Green Bay Packers tight end coach Ben McAdoo talks with Tom Crabtree before a game against the Tampa Bay Buccaneers at Lambeau Field. Credit: Handout, 2011

According to Pro Football Focus, Eli Manning threw for a total of 99 yards on screen passes in 2013. Ninety-nine yards. Not even the length of a football field in 16 games (well, 15 and a half since he left the finale with an ankle injury). It was one of the more frustrating aspects of the offense, that inability to make a relatively simple play function.

Ben McAdoo is going to change that. Or so he says. The Packers used the screen a lot and with success during his tenure in Green Bay, and the new Giants offensive coordinator said that it will become an important part of the Giants’ new scheme.

“We’re definitely going to spend time in the screen game,” McAdoo said on a conference call on Thursday, his first encounter with the media since being named the team’s top offensive coach. “It’s something that will be a focal point in each install, we’ll have different plays and different types of screens whether they are sidewalk screens or hash screens or so forth and so on just like everybody else in the league. At the end of the day it comes down to fundamentals and guys getting enough repetitions to where they are productive.”

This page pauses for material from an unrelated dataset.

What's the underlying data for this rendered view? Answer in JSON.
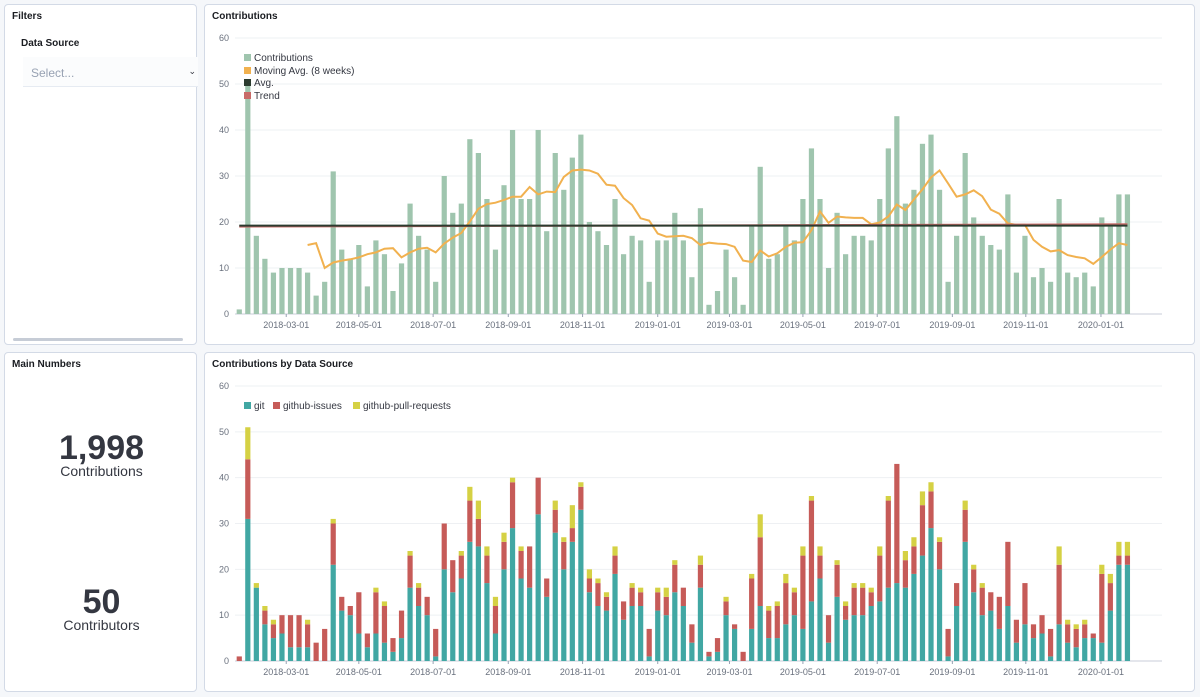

I don’t know what a sidewalk screen is, but I dig the jargon!

As far as having a running back who is capable of playing in that kind of offense – and who presumably will have to know the difference between sidewalks and hashes and so on – McAdoo said it’s most important for a running back to have one particular quality. And that, it turns out, is the same one the previous regime prized above all.

“First and foremost the runner needs to be able to protect the quarterback,” he said. “He also needs to be able to run with the ball in his hands and do that well. You’d like to have a complete back. It’s obviously ideal to have a guy who is functional out of the backfield catching the football, but at the end of the day I think you have to protect the quarterback or you’re going to have a hard time getting on the field.”